Install Web Robots Chrome extension. Get it here
Sign-up to our portal portal.webrobots.io
2. Create new robot on portal.
Click ‘Robots‘ in top menu
Click ‘New robot‘ at the bottom of robots list
Chose any name and start url.
In this example we’ll use demo1 for named use https://stackoverflow.com/questions as start url
3. Hello world robot
Open Web Robots extension and select you new robot from drop down
Enter code:
steps.start = function() { dbg('Hello, world!'); done(); };
Click “Run” button.
Wait until status message says robot is finished;
Run finished in: 1.075: demo_2015-01-09T09_25_44_727ZDone: 2 Que: 0 EmitQue: 0
See
[Log] tab to view log messages
4. Save data to server
Modify code to be:
steps.start = function() { dbg('Hello, world!'); var rows = []; var row = {}; row.price = 1; row.address = '100 main street'; row.city = 'New York'; row.rooms = 5; row.area = 50; rows.push(row); emit ('listings', rows); done(); };
Run robot and check the [Output] tab. It shows data we just published:
[ { 'price': 1, 'address': '100 main street', 'city': 'New York', 'rooms': 5, 'area': 50, 'source_url': 'http://newyork.craigslist.org/' } ]
5. Extract some data from page
Modify the robot code as shown below. This robot will extract every question from a page. Ensure that robot’s start URL is set to https://stackoverflow.com/questions for this part.

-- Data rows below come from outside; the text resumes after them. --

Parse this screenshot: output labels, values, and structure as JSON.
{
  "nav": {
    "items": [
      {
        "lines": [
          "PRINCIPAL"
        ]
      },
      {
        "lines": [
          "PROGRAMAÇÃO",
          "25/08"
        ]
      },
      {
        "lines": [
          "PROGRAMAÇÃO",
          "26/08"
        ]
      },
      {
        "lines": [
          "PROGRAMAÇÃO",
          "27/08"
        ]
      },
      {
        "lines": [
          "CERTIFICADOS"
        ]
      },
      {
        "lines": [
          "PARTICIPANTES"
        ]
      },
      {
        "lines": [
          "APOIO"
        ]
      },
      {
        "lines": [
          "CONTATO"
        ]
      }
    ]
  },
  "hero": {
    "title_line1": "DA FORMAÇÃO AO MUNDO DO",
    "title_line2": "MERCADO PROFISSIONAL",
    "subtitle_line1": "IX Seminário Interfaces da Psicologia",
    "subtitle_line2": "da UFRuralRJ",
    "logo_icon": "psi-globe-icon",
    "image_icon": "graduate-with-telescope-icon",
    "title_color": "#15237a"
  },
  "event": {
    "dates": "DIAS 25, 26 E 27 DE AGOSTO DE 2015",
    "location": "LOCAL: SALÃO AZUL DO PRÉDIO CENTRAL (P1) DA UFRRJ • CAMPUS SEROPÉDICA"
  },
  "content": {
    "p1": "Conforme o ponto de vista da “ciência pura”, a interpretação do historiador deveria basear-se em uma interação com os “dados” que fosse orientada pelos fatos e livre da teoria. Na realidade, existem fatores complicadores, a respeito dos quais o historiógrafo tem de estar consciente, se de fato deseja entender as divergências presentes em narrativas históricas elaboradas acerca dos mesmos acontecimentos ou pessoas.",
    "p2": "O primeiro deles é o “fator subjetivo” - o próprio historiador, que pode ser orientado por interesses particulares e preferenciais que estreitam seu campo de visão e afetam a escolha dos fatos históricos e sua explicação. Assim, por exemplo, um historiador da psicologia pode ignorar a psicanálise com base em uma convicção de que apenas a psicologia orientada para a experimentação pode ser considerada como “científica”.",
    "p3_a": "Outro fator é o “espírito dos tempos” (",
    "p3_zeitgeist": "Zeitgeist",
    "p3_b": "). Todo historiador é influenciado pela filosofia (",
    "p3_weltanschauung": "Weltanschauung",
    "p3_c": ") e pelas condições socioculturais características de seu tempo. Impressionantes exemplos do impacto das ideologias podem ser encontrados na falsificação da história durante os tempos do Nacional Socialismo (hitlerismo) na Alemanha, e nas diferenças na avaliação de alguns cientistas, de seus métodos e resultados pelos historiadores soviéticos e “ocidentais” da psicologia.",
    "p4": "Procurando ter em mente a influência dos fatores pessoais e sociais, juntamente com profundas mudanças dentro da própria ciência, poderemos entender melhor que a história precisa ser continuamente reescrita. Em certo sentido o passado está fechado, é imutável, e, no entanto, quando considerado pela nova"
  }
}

steps.start = function() { let rows = []; $('.s-post-summary').each(function (i, v) { let row = {}; row.title = $('.s-post-summary--content-title', v).text().trim(); row.url = $('.s-post-summary--content-title a', v).prop('href'); row.votes = $('.s-post-summary--stats-item:contains("vote") .s-post-summary--stats-item-number', v).text().trim(); row.answers = $('.s-post-summary--stats-item:contains("answer") .s-post-summary--stats-item-number', v).text().trim(); row.views = $('.s-post-summary--stats-item:contains("view") .s-post-summary--stats-item-number', v).text().trim(); row.excerpt = $('.s-post-summary--content-excerpt', v).text().trim(); row.tags = $('.s-post-summary--meta-tags a', v).map(function (i, v) { return $(v).text().trim() }).get(); row.time_ago_asked = $('.relativetime', v).text().trim(); row.user = { username: $('.s-user-card--link a', v).text().trim(), reputation: $('.s-user-card--rep', v).text().trim(), }; rows.push(row); }); if(rows.length) emit('questions', rows); done(); };
After executing the robot check that data appeared on portal. Find your robot in portal, open it and see that there is a new run with your data.

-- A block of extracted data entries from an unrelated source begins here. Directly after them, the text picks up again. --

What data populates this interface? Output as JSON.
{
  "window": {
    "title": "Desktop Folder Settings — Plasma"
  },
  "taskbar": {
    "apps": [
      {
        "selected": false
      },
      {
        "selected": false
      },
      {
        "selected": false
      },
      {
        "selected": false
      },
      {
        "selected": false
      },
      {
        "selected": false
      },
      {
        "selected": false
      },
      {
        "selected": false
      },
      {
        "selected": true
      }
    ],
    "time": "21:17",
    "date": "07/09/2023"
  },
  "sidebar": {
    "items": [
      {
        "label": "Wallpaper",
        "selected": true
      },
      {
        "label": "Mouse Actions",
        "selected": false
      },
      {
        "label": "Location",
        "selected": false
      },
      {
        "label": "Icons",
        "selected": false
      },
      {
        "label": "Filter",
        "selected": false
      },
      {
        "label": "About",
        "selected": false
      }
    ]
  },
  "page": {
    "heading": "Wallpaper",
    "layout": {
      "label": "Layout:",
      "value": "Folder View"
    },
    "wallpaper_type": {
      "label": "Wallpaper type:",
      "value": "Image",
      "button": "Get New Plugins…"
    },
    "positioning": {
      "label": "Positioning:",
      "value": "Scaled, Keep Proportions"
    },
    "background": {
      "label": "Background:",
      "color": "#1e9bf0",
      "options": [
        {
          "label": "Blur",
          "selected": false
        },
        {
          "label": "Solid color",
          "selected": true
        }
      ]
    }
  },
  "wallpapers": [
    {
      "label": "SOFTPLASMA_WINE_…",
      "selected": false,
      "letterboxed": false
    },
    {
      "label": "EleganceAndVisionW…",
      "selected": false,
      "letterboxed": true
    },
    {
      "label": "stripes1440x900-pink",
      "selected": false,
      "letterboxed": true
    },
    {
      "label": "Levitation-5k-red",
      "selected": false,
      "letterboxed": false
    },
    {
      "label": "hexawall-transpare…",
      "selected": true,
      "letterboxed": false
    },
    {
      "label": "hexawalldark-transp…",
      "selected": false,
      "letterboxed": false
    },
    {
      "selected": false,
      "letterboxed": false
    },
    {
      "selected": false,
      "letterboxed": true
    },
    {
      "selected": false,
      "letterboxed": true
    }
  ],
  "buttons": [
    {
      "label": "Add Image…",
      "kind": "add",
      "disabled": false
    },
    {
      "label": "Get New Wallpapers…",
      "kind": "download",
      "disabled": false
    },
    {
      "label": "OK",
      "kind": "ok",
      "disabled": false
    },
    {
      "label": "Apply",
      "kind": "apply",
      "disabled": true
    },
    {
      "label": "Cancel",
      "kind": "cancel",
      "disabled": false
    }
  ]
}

6. Iterate over multiple pages
Add code to click ‘Next’ link on each page.
steps.start = function() { let rows = []; $('.s-post-summary').each(function (i, v) { let row = {}; row.title = $('.s-post-summary--content-title', v).text().trim(); row.url = $('.s-post-summary--content-title a', v).prop('href'); row.votes = $('.s-post-summary--stats-item:contains("vote") .s-post-summary--stats-item-number', v).text().trim(); row.answers = $('.s-post-summary--stats-item:contains("answer") .s-post-summary--stats-item-number', v).text().trim(); row.views = $('.s-post-summary--stats-item:contains("view") .s-post-summary--stats-item-number', v).text().trim(); row.excerpt = $('.s-post-summary--content-excerpt', v).text().trim(); row.tags = $('.s-post-summary--meta-tags a', v).map(function (i, v) { return $(v).text().trim() }).get(); row.time_ago_asked = $('.relativetime', v).text().trim(); row.user = { username: $('.s-user-card--link a', v).text().trim(), reputation: $('.s-user-card--rep', v).text().trim(), }; rows.push(row); }); if($('.s-pagination--item[rel="next"]').length > 0) { next($('.s-pagination--item[rel="next"]').prop('href'), 'start'); } if(rows.length) emit('questions', rows); done(); };
Refresh portal page and you will see a new run with data extracted from all pages.